Charles-Camille Saint-Saëns’s “Danse Macabre” is the theme song to Jonathan Creek, one of my favorite TV murder mystery series. It’s a beautiful song that evokes skeletons and goblins waltzing around a dark, velvet curtained ballroom lit by candelabras, draped in cobwebs. My heart soars when I hear the song out of context as well, evoking these similar images.
The connection between the song and the television show—about a genius who makes magician tricks and solves locked room murders—made me think about other mysteries, preferably murder mysteries, that have music as a part of it. Here’s a list of six mysteries books/series that have classical music as their central theme.
Murder in G Major by Alexia Gordon
After talking about “Danse Macabre,” it seems appropriate that I start with the Gethsemane Brown series. Now with five books, the series focuses on African American violinist and arts educator Gethsemane Brown, who has moved to Ireland to help a boy’s school. She’s hoping to help the boys’ orchestra to win a music competition to improve her chances at getting gigs in the U.S. She rents a small cabin that was the home of her favorite composer before his murder-suicide of he and his wife. However, she soon discovers that the composer hasn’t left the premises and wants her to prove that he is innocent of the crime. Brown is a wonderful character who hears Beethoven’s “Pathétique” as a warning of bad events or recites Negro Baseball Statistics to herself when she’s nervous.
Bellweather Rhapsody by Kate Racculia
The Bellweather Hotel is the site of the annual Stateside festival where musically talented high schoolers converge for a weekend to learn, perform, and possibly get seen by agents and college/university recruiters. But the hotel is also known for a murder-suicide in a room witnessed by a young bridesmaid 15 years prior. During the festival, young singer Alice Hatmaker finds her roommate hanging dead in the very same room. However, when she gets help, the body is now missing. Alice and her brother Rabbit have to join forces with adults along the way to figure out what happened in this strange, mysterious hotel. It kinda feels a bit like Fame meets The Shining meets The Grand Budapest Hotel.

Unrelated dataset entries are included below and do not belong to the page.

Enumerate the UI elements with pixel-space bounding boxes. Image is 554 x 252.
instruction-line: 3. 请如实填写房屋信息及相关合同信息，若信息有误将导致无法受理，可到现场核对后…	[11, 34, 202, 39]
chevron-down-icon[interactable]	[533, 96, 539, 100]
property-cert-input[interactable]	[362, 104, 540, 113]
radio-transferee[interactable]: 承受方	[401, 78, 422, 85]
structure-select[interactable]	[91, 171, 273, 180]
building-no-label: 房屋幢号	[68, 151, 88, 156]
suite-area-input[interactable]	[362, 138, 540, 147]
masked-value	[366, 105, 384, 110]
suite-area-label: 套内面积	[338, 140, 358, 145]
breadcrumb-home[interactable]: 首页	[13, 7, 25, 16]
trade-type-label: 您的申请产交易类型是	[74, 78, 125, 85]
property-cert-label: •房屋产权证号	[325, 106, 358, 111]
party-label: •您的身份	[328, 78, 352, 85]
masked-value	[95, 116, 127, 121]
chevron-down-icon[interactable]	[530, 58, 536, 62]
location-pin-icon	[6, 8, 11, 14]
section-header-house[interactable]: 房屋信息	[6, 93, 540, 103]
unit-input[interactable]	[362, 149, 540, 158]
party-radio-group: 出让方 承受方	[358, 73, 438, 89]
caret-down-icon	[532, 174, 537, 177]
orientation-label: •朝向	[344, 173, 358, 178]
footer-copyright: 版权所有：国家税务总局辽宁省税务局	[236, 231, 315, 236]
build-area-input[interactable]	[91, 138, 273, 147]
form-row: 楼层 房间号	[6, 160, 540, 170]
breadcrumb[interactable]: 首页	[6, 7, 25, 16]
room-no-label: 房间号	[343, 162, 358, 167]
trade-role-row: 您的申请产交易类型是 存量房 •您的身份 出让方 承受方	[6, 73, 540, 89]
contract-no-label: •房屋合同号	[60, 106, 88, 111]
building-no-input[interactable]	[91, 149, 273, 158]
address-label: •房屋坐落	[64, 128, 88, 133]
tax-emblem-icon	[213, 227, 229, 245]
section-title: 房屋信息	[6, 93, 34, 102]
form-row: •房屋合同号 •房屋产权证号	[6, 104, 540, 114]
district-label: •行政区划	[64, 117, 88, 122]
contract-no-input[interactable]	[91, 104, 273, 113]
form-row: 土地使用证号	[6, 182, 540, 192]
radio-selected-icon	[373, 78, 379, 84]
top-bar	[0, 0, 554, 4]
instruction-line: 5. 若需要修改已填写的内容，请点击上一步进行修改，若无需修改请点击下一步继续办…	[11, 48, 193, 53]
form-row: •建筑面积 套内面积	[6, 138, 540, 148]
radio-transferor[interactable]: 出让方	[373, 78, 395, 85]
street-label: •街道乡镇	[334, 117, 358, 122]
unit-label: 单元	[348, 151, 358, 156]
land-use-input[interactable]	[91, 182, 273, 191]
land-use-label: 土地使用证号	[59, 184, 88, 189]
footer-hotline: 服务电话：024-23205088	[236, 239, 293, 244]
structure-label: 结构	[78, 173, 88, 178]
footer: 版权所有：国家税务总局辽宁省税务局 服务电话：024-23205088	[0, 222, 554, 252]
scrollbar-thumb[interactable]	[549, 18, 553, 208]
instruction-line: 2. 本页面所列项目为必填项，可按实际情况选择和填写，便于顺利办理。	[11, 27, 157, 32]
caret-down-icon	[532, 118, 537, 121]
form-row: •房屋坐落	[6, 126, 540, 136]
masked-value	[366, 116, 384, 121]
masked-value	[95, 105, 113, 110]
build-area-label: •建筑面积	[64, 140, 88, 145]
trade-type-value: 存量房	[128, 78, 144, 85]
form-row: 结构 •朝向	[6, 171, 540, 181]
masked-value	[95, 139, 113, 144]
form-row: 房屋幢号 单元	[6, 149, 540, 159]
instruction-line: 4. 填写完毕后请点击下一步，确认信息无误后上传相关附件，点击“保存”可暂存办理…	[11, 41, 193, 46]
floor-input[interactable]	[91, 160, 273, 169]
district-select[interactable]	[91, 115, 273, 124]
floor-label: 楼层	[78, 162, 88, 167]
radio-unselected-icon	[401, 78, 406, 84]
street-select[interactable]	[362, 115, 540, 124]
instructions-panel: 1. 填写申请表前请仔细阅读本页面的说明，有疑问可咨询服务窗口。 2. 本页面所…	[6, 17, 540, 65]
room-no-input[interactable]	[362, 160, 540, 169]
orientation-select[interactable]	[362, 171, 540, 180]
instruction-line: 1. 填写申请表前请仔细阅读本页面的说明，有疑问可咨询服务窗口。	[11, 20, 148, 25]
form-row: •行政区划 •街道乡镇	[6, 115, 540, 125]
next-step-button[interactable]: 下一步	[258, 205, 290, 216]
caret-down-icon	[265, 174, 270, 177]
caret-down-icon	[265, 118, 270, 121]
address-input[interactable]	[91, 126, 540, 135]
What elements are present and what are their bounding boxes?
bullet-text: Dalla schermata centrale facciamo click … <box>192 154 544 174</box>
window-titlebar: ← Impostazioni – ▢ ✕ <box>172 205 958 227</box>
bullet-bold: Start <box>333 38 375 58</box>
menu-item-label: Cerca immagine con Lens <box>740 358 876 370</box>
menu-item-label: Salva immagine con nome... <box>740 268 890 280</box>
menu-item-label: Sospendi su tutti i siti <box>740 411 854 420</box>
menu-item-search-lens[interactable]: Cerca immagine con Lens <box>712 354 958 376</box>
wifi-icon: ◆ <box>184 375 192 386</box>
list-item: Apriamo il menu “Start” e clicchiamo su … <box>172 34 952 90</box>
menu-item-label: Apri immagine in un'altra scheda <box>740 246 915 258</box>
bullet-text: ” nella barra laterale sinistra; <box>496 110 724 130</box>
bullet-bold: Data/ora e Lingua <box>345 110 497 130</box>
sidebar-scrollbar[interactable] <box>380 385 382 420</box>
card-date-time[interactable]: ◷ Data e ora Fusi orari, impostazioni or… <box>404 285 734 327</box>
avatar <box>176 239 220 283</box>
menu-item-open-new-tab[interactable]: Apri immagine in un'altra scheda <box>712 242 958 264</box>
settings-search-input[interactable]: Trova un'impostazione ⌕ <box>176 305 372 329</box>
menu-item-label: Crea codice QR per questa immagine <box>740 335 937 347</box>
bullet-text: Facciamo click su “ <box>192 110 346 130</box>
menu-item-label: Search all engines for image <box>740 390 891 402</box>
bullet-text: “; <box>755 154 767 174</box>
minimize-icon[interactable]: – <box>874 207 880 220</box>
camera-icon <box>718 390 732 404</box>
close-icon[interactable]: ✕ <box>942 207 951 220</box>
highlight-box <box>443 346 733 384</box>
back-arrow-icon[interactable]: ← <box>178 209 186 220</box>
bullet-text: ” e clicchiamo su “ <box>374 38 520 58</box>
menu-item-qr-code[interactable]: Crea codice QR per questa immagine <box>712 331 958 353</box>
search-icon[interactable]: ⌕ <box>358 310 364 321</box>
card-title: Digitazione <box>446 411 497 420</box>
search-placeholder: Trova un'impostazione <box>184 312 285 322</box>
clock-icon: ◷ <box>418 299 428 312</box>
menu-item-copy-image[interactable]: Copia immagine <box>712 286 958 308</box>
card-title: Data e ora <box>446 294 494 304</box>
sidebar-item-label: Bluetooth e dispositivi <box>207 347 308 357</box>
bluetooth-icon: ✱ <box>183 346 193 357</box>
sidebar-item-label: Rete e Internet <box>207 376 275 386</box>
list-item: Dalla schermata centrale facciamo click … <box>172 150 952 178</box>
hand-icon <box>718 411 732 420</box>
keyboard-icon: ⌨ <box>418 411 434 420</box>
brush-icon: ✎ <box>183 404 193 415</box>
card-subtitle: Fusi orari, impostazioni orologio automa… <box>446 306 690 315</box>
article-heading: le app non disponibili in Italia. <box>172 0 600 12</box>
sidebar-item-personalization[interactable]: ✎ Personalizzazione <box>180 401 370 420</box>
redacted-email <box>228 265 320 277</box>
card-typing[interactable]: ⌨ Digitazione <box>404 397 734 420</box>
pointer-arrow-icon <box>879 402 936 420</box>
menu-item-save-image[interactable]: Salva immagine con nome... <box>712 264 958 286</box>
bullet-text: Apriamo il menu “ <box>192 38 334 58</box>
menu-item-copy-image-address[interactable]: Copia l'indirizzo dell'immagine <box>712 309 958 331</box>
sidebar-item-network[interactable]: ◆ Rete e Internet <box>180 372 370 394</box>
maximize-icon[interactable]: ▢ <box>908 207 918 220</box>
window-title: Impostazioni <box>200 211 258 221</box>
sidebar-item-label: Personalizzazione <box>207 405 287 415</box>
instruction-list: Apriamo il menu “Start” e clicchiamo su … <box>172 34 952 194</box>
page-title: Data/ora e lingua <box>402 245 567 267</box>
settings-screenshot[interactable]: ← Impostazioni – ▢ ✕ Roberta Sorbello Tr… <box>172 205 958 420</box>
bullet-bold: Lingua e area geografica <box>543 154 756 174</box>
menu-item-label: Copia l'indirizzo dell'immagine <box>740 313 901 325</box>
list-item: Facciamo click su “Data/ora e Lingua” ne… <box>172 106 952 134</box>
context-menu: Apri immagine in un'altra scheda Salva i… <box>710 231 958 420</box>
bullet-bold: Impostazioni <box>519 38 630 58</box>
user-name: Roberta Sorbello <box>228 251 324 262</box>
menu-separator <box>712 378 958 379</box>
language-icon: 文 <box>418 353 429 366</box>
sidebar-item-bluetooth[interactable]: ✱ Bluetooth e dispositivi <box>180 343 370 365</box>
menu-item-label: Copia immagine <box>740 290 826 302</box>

The Case of the Orphaned Bassoonists: A Cassandra Reilly Mystery by Barbara Wilson and Barbara Sjoholm
This is the fourth book in the Cassandra Reilly series but I didn’t feel that I lost too much having not read books 1–3. You can dive right in. Cassandra Reilly is called to Venice to help her best friend Nicky Gibbons who has been accused of stealing a valuable bassoon that went missing while Gibbons napped. Gibbons had come to Venice to learn about Vivaldi and the orphan girls that Vivaldi taught music, known as Ospedali. Reilly arrives to find out that Gibbons has also disappeared and a host of suspects emerge who might want to put Gibbons out of the way. Can Reilly clear her friend’s name while also uncovering the secret of the Ospedali?
Death of a Baritone: A Music Lover’s Mystery by Karen Sturges
This is the first in A Music Lover’s Mystery series. When Phoebe Mullins finds a job at an opera school led by opera diva Anna Varovna, she doesn’t expect to find so much non-theatrical drama. But when a baritone Frank Palermo is found dead from poison and holding a score with the word Amadeus scratched out, Mullins has to uncover the killer before anyone else is quieted for good.
Death at La Fenice by Donna Leon
(Trigger warning: child abuse) This is the first book in the Commissario Brunetti series. When famous conductor Maestro Helmut Wellauer is found dead from arsenic in the intermission of an opera at La Fenice, the opera house in Venice, Commissario Brunetti is on the trail to find out who would kill the conductor. He soon learns that the conductor had a sordid past. While the series is not about music and murder, each subsequent books feature epigraphs from popular operas. Brunetti is one of my favorite current detectives and I eagerly await a new book each spring.
The Strings of Murder by Oscar de Muriel
This is the first in the Frey & McGray series. When a violinist is found murdered in a locked room covered with dark symbols around the room with reports from the maid of a trio playing inside, Inspector Frey is sent to investigate this locked room mystery. Frey doesn’t believe that this is a murder of dark magic, but his boss Detective McGray does. Will they figure out this strange murder while dealing with McGray’s tragic past?